I agree, generally, with ESRI - geodatabases (esp. thanks to MsSqlSpatial and PostGIS) are so accessible and perform so well, that it really is better, overall, to go with one.
Developer
Sep 10, 2007 at 1:57 PM
That sounds fine, but how does the RTree cope with multiple layers within the same file, from the quick check I have just carried out, the tree system appears to sole cope with a signal layer type system, so that the data provider would then have to filter the response from the tree search into only items of that required layer, which could result in sero returns after quite a large search.
The next problem is that if the data is to remain in its properity format how do you place an index on a tree item within a very large XML file, and then jump to it without having to parse the whole file first?, or in the case of S57 the file is split into three distict parts, file descriptions, Feature data objects , which then reference Spiatial objects which contain positions of the Feature data, the link between the two is a ref ID , but this does not relate to a file postion or offset, as one spitial object may server many Feature data objects.

The only way to resolve some of these problems is to convert the input data into an internal format, and use that, but even then if the internal is still a multi layer file how does the indexer work?

I think we need to spend a little time thinking about a go way to go forward.

Cairn
Sep 10, 2007 at 2:18 PM
For my two cents, I would really like to see a provider that can be used with multiple layers.

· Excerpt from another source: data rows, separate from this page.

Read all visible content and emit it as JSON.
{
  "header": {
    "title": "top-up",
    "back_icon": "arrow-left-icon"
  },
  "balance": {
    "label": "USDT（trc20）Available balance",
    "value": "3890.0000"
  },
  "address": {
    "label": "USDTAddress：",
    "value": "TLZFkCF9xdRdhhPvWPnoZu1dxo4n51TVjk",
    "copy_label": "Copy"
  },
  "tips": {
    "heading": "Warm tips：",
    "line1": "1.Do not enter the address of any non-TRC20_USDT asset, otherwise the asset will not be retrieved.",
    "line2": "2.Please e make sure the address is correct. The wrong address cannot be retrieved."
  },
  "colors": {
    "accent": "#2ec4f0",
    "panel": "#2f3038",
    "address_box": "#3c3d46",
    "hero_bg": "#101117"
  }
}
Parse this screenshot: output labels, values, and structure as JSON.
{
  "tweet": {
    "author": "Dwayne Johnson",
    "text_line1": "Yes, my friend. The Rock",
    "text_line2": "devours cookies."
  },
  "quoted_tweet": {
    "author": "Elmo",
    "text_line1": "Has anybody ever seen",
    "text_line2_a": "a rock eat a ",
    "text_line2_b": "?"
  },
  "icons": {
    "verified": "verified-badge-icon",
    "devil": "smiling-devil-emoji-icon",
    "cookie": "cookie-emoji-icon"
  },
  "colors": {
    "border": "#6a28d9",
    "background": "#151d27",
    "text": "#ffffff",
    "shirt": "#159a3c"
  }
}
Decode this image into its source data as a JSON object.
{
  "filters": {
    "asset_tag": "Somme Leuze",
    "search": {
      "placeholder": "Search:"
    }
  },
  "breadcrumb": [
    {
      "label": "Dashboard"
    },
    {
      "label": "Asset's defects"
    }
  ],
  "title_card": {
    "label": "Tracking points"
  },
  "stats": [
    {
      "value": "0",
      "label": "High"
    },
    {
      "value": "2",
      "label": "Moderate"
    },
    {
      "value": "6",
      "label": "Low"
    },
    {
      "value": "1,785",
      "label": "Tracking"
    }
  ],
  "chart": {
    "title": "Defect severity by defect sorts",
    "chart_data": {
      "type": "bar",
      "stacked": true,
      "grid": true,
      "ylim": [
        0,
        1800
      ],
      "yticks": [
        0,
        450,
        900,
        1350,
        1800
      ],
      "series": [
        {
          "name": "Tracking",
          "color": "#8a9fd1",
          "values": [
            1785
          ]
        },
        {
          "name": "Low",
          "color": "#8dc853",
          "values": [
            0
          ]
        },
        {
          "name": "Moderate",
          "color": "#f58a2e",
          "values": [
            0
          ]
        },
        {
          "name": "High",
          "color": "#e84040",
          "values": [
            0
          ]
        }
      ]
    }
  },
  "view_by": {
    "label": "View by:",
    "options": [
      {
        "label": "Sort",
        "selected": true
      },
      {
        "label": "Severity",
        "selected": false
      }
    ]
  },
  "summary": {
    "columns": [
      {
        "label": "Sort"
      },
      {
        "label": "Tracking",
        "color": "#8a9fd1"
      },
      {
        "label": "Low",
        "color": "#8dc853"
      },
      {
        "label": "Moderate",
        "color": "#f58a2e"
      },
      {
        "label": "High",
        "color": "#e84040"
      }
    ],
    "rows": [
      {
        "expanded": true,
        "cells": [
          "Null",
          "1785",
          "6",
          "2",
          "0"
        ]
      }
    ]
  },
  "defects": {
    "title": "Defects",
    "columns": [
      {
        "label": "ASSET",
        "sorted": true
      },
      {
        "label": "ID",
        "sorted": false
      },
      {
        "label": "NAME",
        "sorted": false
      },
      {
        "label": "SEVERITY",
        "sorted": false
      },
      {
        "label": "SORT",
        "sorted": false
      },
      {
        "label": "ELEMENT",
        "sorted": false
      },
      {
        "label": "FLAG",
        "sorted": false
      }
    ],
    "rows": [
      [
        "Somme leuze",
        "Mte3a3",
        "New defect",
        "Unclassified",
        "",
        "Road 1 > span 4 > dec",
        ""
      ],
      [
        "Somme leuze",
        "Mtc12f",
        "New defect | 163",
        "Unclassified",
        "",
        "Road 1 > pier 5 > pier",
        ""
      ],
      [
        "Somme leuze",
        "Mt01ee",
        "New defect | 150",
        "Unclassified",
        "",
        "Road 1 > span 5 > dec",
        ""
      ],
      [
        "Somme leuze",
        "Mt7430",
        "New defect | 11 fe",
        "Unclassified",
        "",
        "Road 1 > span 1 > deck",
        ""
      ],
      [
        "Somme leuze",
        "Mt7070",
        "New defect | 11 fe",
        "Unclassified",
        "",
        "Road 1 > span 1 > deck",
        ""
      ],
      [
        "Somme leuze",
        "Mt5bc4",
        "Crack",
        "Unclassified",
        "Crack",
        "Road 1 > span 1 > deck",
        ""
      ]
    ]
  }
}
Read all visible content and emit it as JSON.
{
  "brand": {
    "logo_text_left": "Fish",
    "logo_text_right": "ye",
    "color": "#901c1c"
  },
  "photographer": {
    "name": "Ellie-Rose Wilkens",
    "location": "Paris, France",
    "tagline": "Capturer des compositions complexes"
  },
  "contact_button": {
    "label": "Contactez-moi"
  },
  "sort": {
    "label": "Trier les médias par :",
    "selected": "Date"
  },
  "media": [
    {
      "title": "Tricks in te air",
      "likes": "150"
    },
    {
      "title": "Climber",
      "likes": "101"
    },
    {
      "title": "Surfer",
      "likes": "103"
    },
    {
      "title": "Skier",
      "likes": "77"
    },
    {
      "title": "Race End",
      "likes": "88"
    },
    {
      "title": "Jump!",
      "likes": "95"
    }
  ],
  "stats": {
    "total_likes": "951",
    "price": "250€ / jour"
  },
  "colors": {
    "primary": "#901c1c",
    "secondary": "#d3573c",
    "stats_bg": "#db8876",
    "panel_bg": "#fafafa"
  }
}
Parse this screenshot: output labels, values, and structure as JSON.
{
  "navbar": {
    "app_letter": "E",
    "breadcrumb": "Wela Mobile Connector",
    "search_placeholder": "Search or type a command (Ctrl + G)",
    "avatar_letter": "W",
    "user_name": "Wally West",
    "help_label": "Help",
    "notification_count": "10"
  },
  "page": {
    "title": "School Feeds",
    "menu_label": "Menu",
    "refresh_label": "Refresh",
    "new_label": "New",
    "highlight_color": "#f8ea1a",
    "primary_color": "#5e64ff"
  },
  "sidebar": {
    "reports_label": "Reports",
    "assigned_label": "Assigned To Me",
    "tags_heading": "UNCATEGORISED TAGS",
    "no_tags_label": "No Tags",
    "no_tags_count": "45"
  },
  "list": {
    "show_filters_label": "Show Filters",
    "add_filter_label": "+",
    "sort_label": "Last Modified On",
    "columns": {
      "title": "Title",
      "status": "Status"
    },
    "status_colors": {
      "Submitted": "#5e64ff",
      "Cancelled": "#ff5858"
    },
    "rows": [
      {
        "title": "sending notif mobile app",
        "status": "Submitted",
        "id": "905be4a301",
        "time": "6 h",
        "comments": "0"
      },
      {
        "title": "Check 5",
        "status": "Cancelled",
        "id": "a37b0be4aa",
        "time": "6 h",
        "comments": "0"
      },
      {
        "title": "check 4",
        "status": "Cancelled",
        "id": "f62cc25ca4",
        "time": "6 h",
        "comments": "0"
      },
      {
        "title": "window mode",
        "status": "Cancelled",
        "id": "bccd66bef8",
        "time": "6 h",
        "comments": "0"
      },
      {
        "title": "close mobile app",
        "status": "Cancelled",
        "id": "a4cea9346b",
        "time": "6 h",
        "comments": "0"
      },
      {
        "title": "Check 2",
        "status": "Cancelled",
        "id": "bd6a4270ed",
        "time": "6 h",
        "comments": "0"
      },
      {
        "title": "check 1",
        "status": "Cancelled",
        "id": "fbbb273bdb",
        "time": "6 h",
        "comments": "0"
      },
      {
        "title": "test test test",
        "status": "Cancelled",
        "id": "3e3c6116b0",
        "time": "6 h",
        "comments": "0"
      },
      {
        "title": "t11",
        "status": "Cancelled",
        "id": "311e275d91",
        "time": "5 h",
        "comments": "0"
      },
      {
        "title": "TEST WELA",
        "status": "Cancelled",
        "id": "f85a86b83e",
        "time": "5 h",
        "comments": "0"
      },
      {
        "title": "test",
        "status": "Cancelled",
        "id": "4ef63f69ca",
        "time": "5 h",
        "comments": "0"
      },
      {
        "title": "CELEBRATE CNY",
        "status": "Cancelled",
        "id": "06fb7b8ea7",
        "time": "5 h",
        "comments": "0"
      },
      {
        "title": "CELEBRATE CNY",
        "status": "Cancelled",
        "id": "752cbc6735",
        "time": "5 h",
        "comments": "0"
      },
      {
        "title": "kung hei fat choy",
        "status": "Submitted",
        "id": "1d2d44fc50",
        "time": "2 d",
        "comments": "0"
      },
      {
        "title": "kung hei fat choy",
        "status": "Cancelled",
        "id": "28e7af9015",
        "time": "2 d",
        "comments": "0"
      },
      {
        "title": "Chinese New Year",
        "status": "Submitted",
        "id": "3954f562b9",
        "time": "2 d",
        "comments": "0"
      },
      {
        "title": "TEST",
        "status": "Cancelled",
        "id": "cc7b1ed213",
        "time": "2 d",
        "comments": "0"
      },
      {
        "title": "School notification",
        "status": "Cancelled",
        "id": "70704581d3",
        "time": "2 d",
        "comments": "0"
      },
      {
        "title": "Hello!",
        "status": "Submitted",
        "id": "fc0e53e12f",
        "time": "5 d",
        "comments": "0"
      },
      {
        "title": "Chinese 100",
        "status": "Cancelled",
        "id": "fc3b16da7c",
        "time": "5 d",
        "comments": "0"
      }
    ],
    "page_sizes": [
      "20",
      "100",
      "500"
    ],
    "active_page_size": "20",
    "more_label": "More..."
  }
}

With wrappers, we have done things like this in our COM wrappers around another tool. We can create a provider that knows about a related collection of shapefiles.. some are lines, some are points, etc, and then we can extract specific layers from this provider. For instance, we can get a layer of irregularly shaped polygons, and a layer of related pretty label locations stored in a different, but related shapefile, and the provider manages all of this. I realize this is not quite the same situation being discussed here, but it is still related.

I have a related question that I'll start in a new thread, in order to avoid hijacking this one.